Attributes & Methods

The class BendersSolver is the base class for all Benders Decomposition implementations. Specific implementations, e.g., ClassicalBenders, inherit from this class. The diagram below illustrates the main inheritance and composition relationships among the relevant classes. A BendersSolver instance is composed of MasterProblem, SubProblem (or SubProblems, LogicBasedSubProblem), and CutGenerator instances to handle their respective functionalities.

        flowchart LR
    BendersSolver -- has --> CutGenerator
    BendersSolver -- has --> MasterProblem
    BendersSolver -- has --> SubProblem

    CutGenerator -- generates --> Cut
    Cut -- is added to --> MasterProblem

    CutGenerator -- uses --> SubProblem
    CutGenerator -- uses --> MasterProblem

    style MasterProblem fill:#f2f2f2,stroke:#333,stroke-width:1px
    style SubProblem fill:#f2f2f2,stroke:#333,stroke-width:1px
    style CutGenerator fill:#f2f2f2,stroke:#333,stroke-width:1px
    style Cut fill:#f2f2f2,stroke:#333,stroke-width:1px
    

Benders Solver Inheritance Diagram

Below are the attributes and methods of the BendersSolver class. Please refer to Benders Methods for the attributes and methods of specific implementations.
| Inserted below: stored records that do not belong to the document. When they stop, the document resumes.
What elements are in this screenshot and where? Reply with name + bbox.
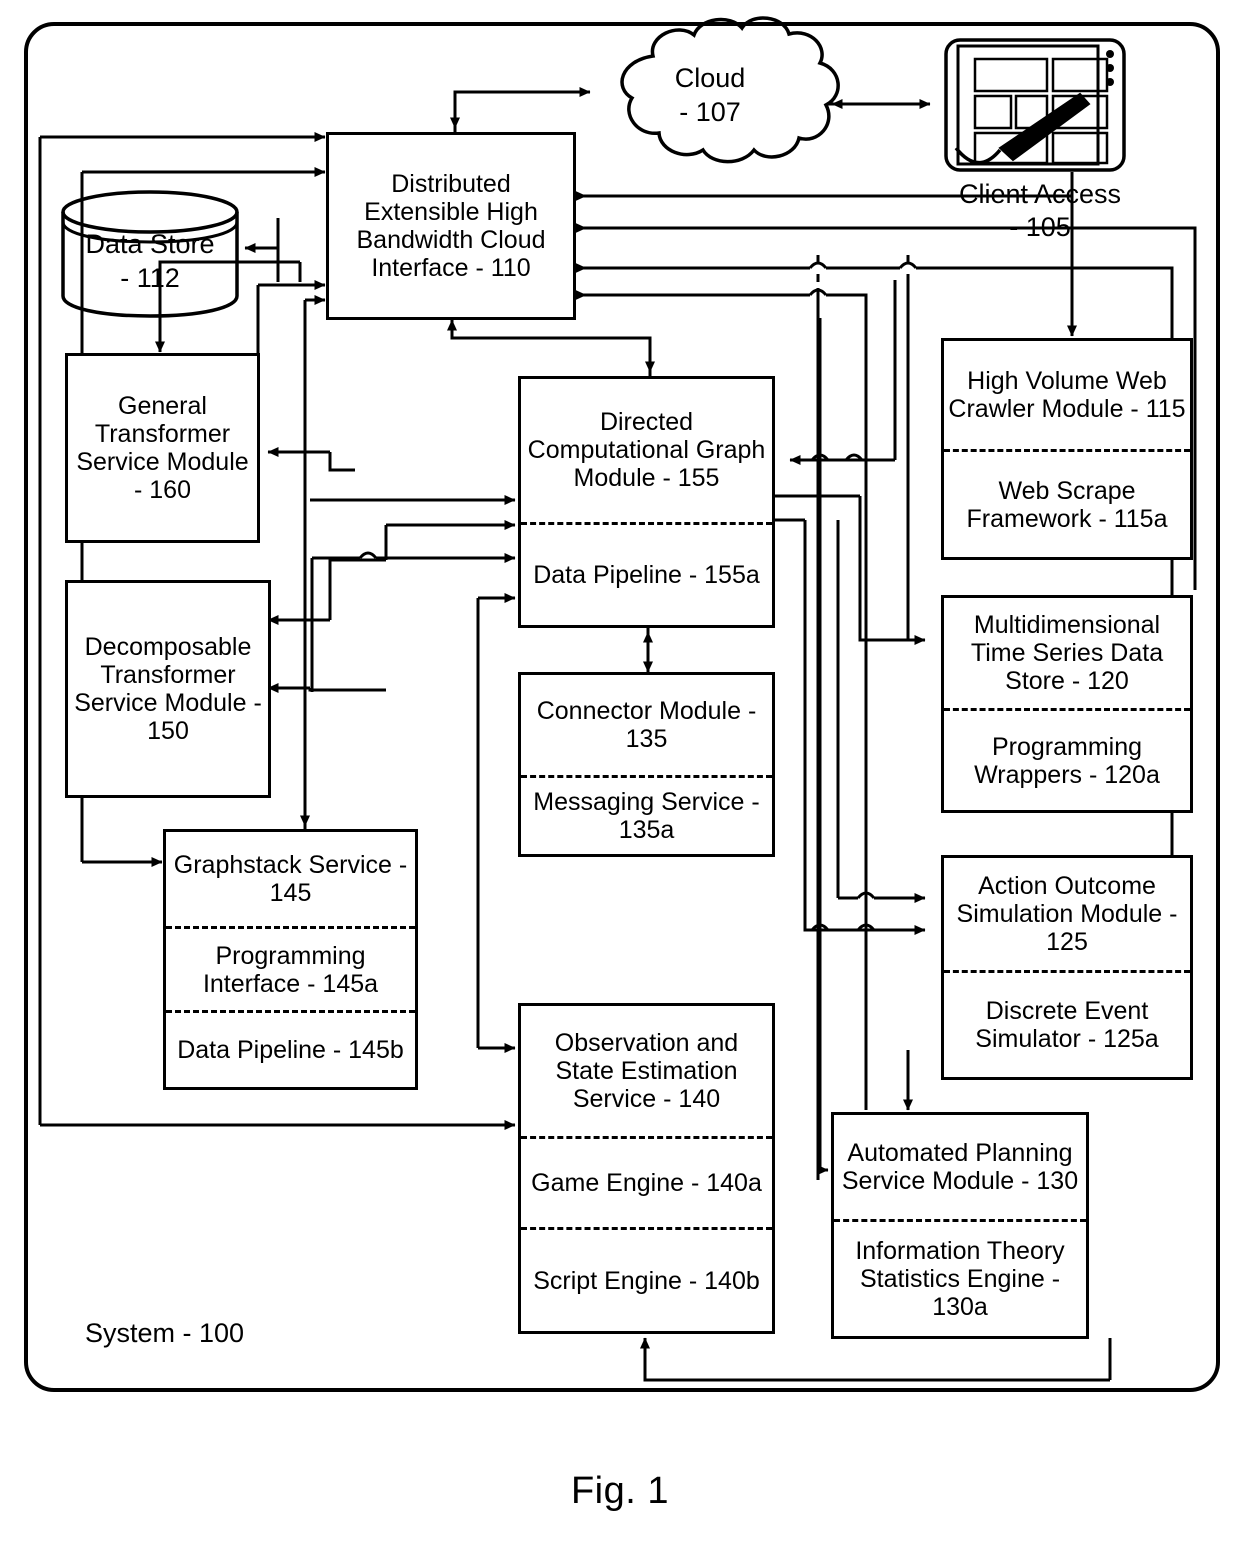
line-hop-2	[808, 261, 828, 269]
line-hop-3	[898, 261, 918, 269]
time-series-seg-0: Multidimensional Time Series Data Store …	[970, 611, 1164, 696]
rail-back-4b	[826, 293, 868, 1110]
general-transformer-text: General Transformer Service Module - 160	[76, 392, 249, 504]
connector-seg-1: Messaging Service - 135a	[521, 775, 772, 854]
cloud-interface-box[interactable]: Distributed Extensible High Bandwidth Cl…	[326, 132, 576, 320]
observation-state-estimation-box[interactable]: Observation and State Estimation Service…	[518, 1003, 775, 1334]
system-label: System - 100	[85, 1318, 245, 1348]
cloud-label-line2: - 107	[679, 96, 741, 127]
cloud-interface-text: Distributed Extensible High Bandwidth Cl…	[356, 170, 546, 282]
directed-computational-graph-box[interactable]: Directed Computational Graph Module - 15…	[518, 376, 775, 628]
graphstack-seg-2: Data Pipeline - 145b	[166, 1010, 415, 1087]
arrow-bottom-return-to-140	[640, 1337, 1110, 1382]
automated-planning-box[interactable]: Automated Planning Service Module - 130 …	[831, 1112, 1089, 1339]
arrow-110-to-112	[244, 218, 280, 253]
rail-150-b	[308, 688, 386, 692]
rail-150-a	[328, 558, 386, 620]
automated-planning-seg-0: Automated Planning Service Module - 130	[841, 1138, 1079, 1195]
arrow-110-to-cloud	[453, 87, 591, 135]
decomposable-transformer-box[interactable]: Decomposable Transformer Service Module …	[65, 580, 271, 798]
cloud-label: Cloud - 107	[600, 62, 820, 130]
figure-caption: Fig. 1	[570, 1470, 670, 1512]
graphstack-box[interactable]: Graphstack Service - 145 Programming Int…	[163, 829, 418, 1090]
graphstack-seg-1: Programming Interface - 145a	[166, 926, 415, 1010]
time-series-store-box[interactable]: Multidimensional Time Series Data Store …	[941, 595, 1193, 813]
action-outcome-seg-0: Action Outcome Simulation Module - 125	[956, 871, 1178, 956]
decomposable-transformer-text: Decomposable Transformer Service Module …	[74, 633, 262, 745]
data-store-label: Data Store - 112	[55, 228, 245, 296]
arrow-155-to-120	[858, 496, 926, 645]
observation-seg-2: Script Engine - 140b	[521, 1227, 772, 1331]
automated-planning-seg-1: Information Theory Statistics Engine - 1…	[834, 1218, 1086, 1336]
action-outcome-box[interactable]: Action Outcome Simulation Module - 125 D…	[941, 855, 1193, 1080]
graphstack-seg-0: Graphstack Service - 145	[173, 851, 408, 908]
web-crawler-box[interactable]: High Volume Web Crawler Module - 115 Web…	[941, 338, 1193, 560]
cloud-label-line1: Cloud	[674, 63, 746, 93]
web-crawler-seg-0: High Volume Web Crawler Module - 115	[948, 367, 1186, 423]
arrow-155-to-110	[447, 319, 652, 376]
line-hop-1	[358, 551, 378, 559]
client-access-label: Client Access - 105	[905, 178, 1175, 244]
client-access-line1: Client Access	[958, 179, 1122, 209]
observation-seg-1: Game Engine - 140a	[521, 1136, 772, 1227]
rail-160-feed	[328, 452, 355, 472]
data-store-line2: - 112	[120, 262, 180, 293]
general-transformer-box[interactable]: General Transformer Service Module - 160	[65, 353, 260, 543]
data-store-line1: Data Store	[85, 229, 215, 259]
client-access-device	[944, 38, 1126, 172]
time-series-seg-1: Programming Wrappers - 120a	[944, 708, 1190, 810]
arrow-110-to-155	[450, 320, 655, 373]
dcg-seg-1: Data Pipeline - 155a	[521, 521, 772, 625]
client-access-line2: - 105	[1009, 211, 1071, 242]
dcg-seg-0: Directed Computational Graph Module - 15…	[527, 408, 766, 493]
connector-seg-0: Connector Module - 135	[536, 697, 757, 754]
figure-1-system-diagram: Cloud - 107 Client Access - 105 Data Sto…	[0, 0, 1240, 1541]
observation-seg-0: Observation and State Estimation Service…	[554, 1029, 739, 1113]
web-crawler-seg-1: Web Scrape Framework - 115a	[944, 449, 1190, 557]
action-outcome-seg-1: Discrete Event Simulator - 125a	[944, 969, 1190, 1077]
connector-module-box[interactable]: Connector Module - 135 Messaging Service…	[518, 672, 775, 857]
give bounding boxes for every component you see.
BendersSolver - Attributes

master_problem

An instance of MasterProblem representing the master problem.

sub_problem

An instance of SubProblem or SubProblems representing the subproblem(s).

complicating_vars

A list of names of the complicating variables.

optimality_cut

An instance of CutGenerator for generating optimality cuts.

feasibility_cut

An instance of CutGenerator for generating feasibility cuts.

params

The parameters that can be set by the user (see BendersParams).

result

An instance of BendersResult that stores the results and statistics.

BendersSolver - Methods

solve

Solve the problem using Benders decomposition.

from_models

Class method to create a BendersSolver instance directly from solver models.